Urgent Blood Drives Battle Cultural Stigma, Malnutrition

Senior monk Pes Phang is the National Blood Transfusion Center’s contact at Wat Ou­nalom in Phnom Penh. Two months ago, he gathered 475 monks and 470 homeless boys, hoping to recruit much-needed blood donors.

“[Monks] know from religion that you must give good to others in order to get good in return,” Pes Phang, 82, said Sunday.

Still, when the senior monk and health officials finished their presentation to the Wat Ou­na­­lom gathering, only 10 monks and 15 boys gave blood. “The rule is that monks only eat once a day,” Pes Phang said. “Many are too weak to give blood.”

Pes Phang’s efforts are part of the latest drive by the national blood bank to obtain a stable of re­liable voluntary donors. In 2003, the center re­­ceived 9,483 units of blood from the public, up from 5,800 in 1999. But 72 percent of the do­nations came from replacement donors, usually people who give blood to a relative in an emer­­­­gency. In an average month, the center re­­­­ceives only between 90 and 250 voluntary do­na­tions out of a population of 13 million.

This reliance on replacement donors has two serious negative effects, the blood bank’s chief of administration, Dr Hok Kim Cheng said last week. One is that the center has on hand only be­tween 60 and 100 units of blood, a thin red line in the event of a major national di­sas­ter or out­break of disease. “Occasionally we almost run out of the rare blood types,” the doctor said. “Every year the need for blood at hospitals has increased. There is more surgery, more road accidents.”

The other problem arises as patients often need three or four units of blood for major sur­ger­ies.
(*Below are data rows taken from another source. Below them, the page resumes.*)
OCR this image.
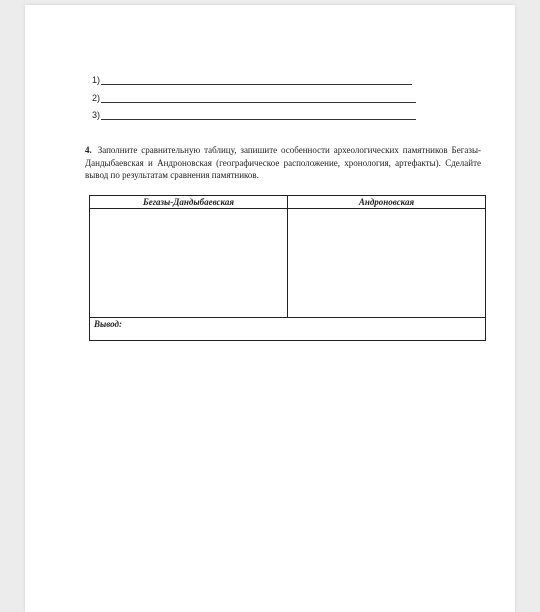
1)
2)
3)
4. Заполните сравнительную таблицу, запишите особенности археологических памятников Бегазы-Дандыбаевская и Андроновская (географическое расположение, хронология, артефакты). Сделайте вывод по результатам сравнения памятников.
Бегазы-Дандыбаевская	Андроновская
Вывод:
Families are often able to come up with only one or two units in a pinch, and are sometimes forced to pay for blood from strangers.
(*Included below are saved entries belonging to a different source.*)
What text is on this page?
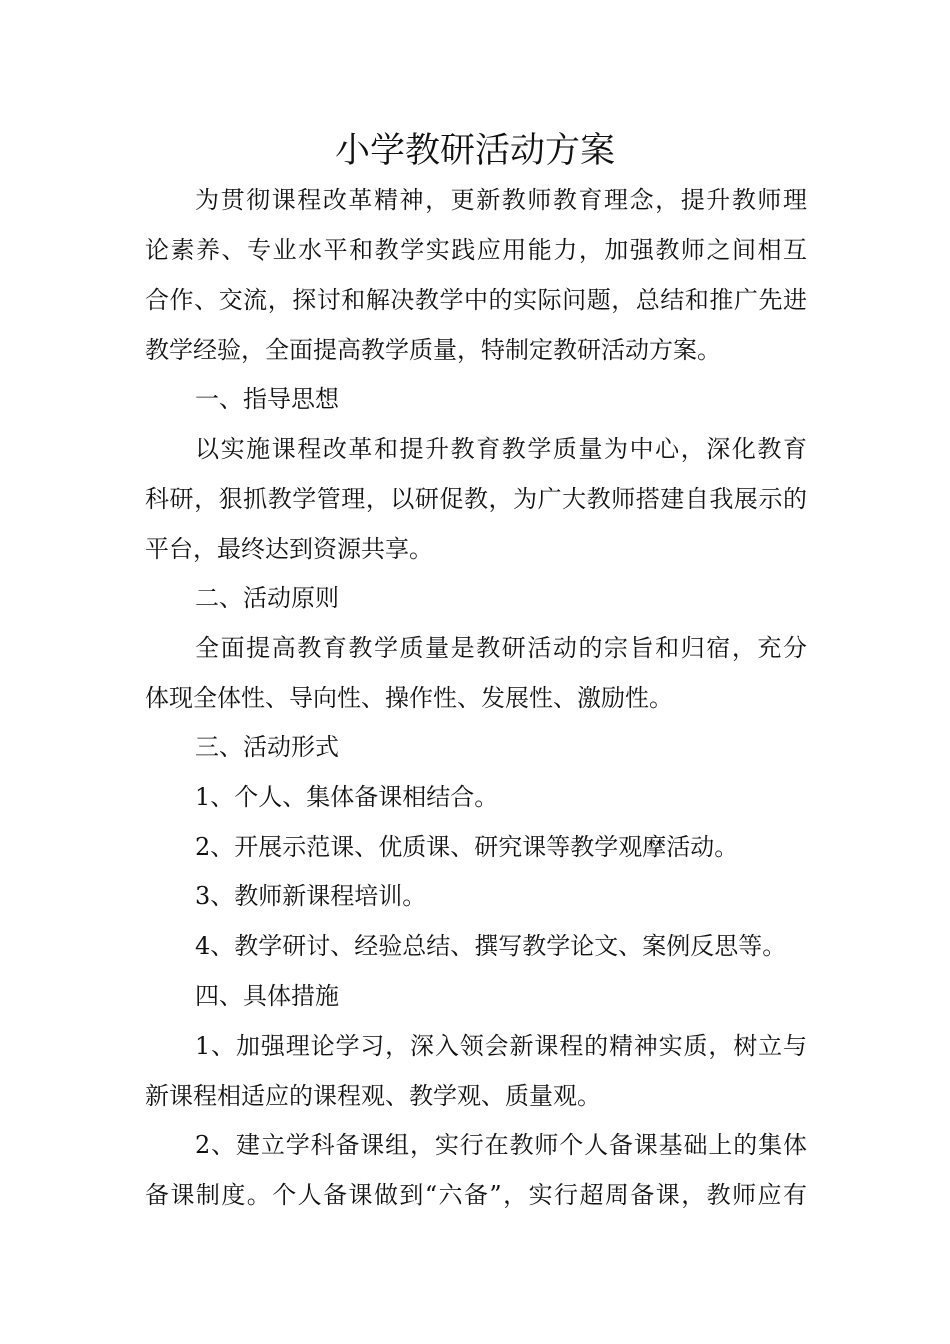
小学教研活动方案
为贯彻课程改革精神，更新教师教育理念，提升教师理
论素养、专业水平和教学实践应用能力，加强教师之间相互
合作、交流，探讨和解决教学中的实际问题，总结和推广先进
教学经验，全面提高教学质量，特制定教研活动方案。
一、指导思想
以实施课程改革和提升教育教学质量为中心，深化教育
科研，狠抓教学管理，以研促教，为广大教师搭建自我展示的
平台，最终达到资源共享。
二、活动原则
全面提高教育教学质量是教研活动的宗旨和归宿，充分
体现全体性、导向性、操作性、发展性、激励性。
三、活动形式
1、个人、集体备课相结合。
2、开展示范课、优质课、研究课等教学观摩活动。
3、教师新课程培训。
4、教学研讨、经验总结、撰写教学论文、案例反思等。
四、具体措施
1、加强理论学习，深入领会新课程的精神实质，树立与
新课程相适应的课程观、教学观、质量观。
2、建立学科备课组，实行在教师个人备课基础上的集体
备课制度。个人备课做到“六备”，实行超周备课，教师应有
“Blood selling is still a big problem,” Hok Kim Cheng said, adding that blood bought from the streets is often infected and unusable.

In the mid-1990s the blood banks recruited blood donors at military barracks and police sta­­tions. The percentage of blood collected with HIV, hepatitis or syphilis shot up to more than 7 percent, prompting them to change their strategy to focus on monks and high school students, Hok Kim Cheng said. Today the HIV in­fection rate for voluntary donations is around 1 percent, he said.

Still, the new strategy has not significantly in­creased the amount of donations coming into the center. Part of the problem, the World Heath Or­gan­i­zation concluded in a report for the blood bank last year, is a Khmer cultural belief that giving blood will permanently disable a person. Ac­cor­d­ing to the survey, 39 percent of Cam­bo­dians listed fear of health damage as the primary reason for not giving blood.

In reality, Hok Kim Cheng noted, healthy do­nors quickly regenerate donated blood and there are no permanent effects to health, though only one unit of blood should be donated at a time. According to the American Red Cross Web site, a healthy donor can regenerate donated blood within 24 hours.

The NBTC has started programs, including lec­tures at schools and pagodas, to educate Cam­bodians about the low risk of giving blood.

Another center program is a late-night kar­a­o­ke call-in show, broadcast on Apsara TV about 19 times a year, in which doctors answer viewers’ questions about donating.

The WHO survey also noted that 21 per­cent of Cambodians believe they will re­ceive bad karma for giving away their blood. Pes Phang said this is a misinterpretation of Bud­dhism. “Giving blood is like the rich person who must give to the poor: It is important to give but not to give everything.”

Besides the cultural stigma of giving blood, other obstacles remain. Like many of the monks at Wat Ounalom, 48 percent of Cam­bo­di­ans surveyed by the WHO said they were too mal­­nourished to donate. “The real problem,” Hok Kim Cheng said, “is people are working too hard, trying to survive, to think about giving blood.”